Paper No. 244-14
Presentation Time: 11:40 AM
MONSOONS VS. WESTERLIES DURING TIBETAN PLATEAU GROWTH AND GREENHOUSE-ICEHOUSE TRANSITION (Invited Presentation)
The ongoing surge of international research on sedimentary basins from the Himalayan-Tibetan orogen and surrounding regions enable to better constrain the geodynamic setting of the India-Asia collision and the associated tectonic growth of the Tibetan Plateau. Consequently, we can now better assess interactions between these forcing mechanisms and Asian paleoenvironmental changes (monsoons, aridification), land-sea distribution, surface processes, paleobiogeographic evolution and the global carbon cycle.

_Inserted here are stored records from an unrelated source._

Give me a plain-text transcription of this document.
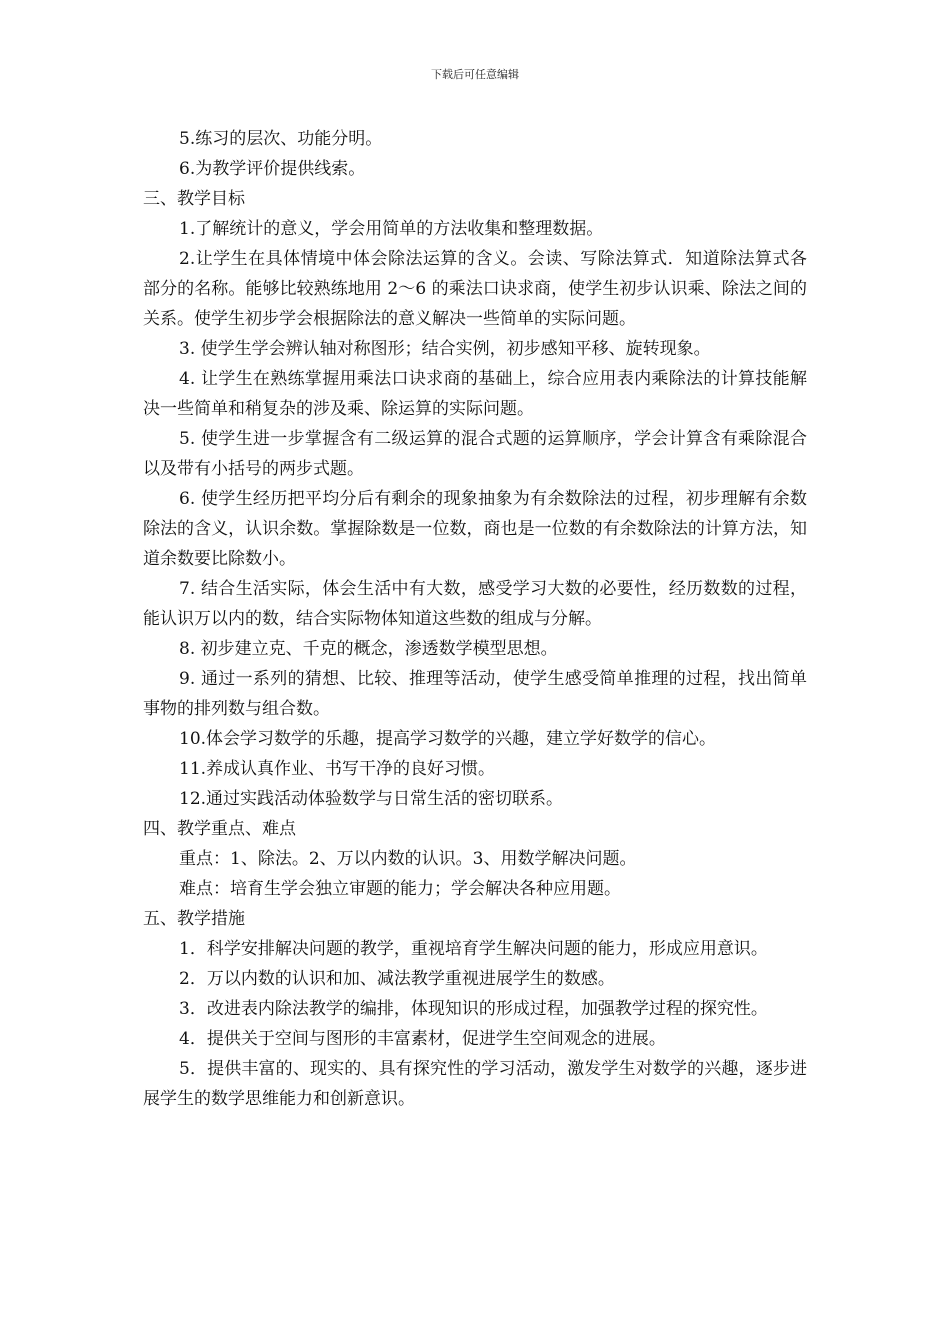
下载后可任意编辑

5.练习的层次、功能分明。

6.为教学评价提供线索。

三、教学目标

1.了解统计的意义，学会用简单的方法收集和整理数据。

2.让学生在具体情境中体会除法运算的含义。会读、写除法算式．知道除法算式各部分的名称。能够比较熟练地用 2～6 的乘法口诀求商，使学生初步认识乘、除法之间的关系。使学生初步学会根据除法的意义解决一些简单的实际问题。

3. 使学生学会辨认轴对称图形；结合实例，初步感知平移、旋转现象。

4. 让学生在熟练掌握用乘法口诀求商的基础上，综合应用表内乘除法的计算技能解决一些简单和稍复杂的涉及乘、除运算的实际问题。

5. 使学生进一步掌握含有二级运算的混合式题的运算顺序，学会计算含有乘除混合以及带有小括号的两步式题。

6. 使学生经历把平均分后有剩余的现象抽象为有余数除法的过程，初步理解有余数除法的含义，认识余数。掌握除数是一位数，商也是一位数的有余数除法的计算方法，知道余数要比除数小。

7. 结合生活实际，体会生活中有大数，感受学习大数的必要性，经历数数的过程，能认识万以内的数，结合实际物体知道这些数的组成与分解。

8. 初步建立克、千克的概念，渗透数学模型思想。

9. 通过一系列的猜想、比较、推理等活动，使学生感受简单推理的过程，找出简单事物的排列数与组合数。

10.体会学习数学的乐趣，提高学习数学的兴趣，建立学好数学的信心。

11.养成认真作业、书写干净的良好习惯。

12.通过实践活动体验数学与日常生活的密切联系。

四、教学重点、难点

重点：1、除法。2、万以内数的认识。3、用数学解决问题。

难点：培育生学会独立审题的能力；学会解决各种应用题。

五、教学措施

1．科学安排解决问题的教学，重视培育学生解决问题的能力，形成应用意识。

2．万以内数的认识和加、减法教学重视进展学生的数感。

3．改进表内除法教学的编排，体现知识的形成过程，加强教学过程的探究性。

4．提供关于空间与图形的丰富素材，促进学生空间观念的进展。

5．提供丰富的、现实的、具有探究性的学习活动，激发学生对数学的兴趣，逐步进展学生的数学思维能力和创新意识。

We review here some results from the ERC MAGIC project (Monsoons in Asia caused Greenhouse to Icehouse Change?) integrating regional geodynamic constraints, well-dated paleoenvironmental proxy records and climate modelling. MAGIC focuses on the Paleogene period that includes the early collision and plateau growth, associated regional development of monsoons and westerlies over the proto-Paratethys sea and the global Greenhouse to Icehouse cooling. We report well-dated stratigraphic results integrating palynology, stable isotope, provenance and facies analyses from a continuous 51-25 Ma lacustrine record from NE Tibet (Xining Basin) that are compared to Tarim and Tajik Basin records of the proto-Paratethys sea fluctuations and the Pamir tectonic evolution. Together these results allow for a comprehensive paleogeographic and paleoenvironmental reconstructions that are used to constrain initial climate modelling experiments which permit validation of hypotheses on paleoenvironment-climate interactions during this key period.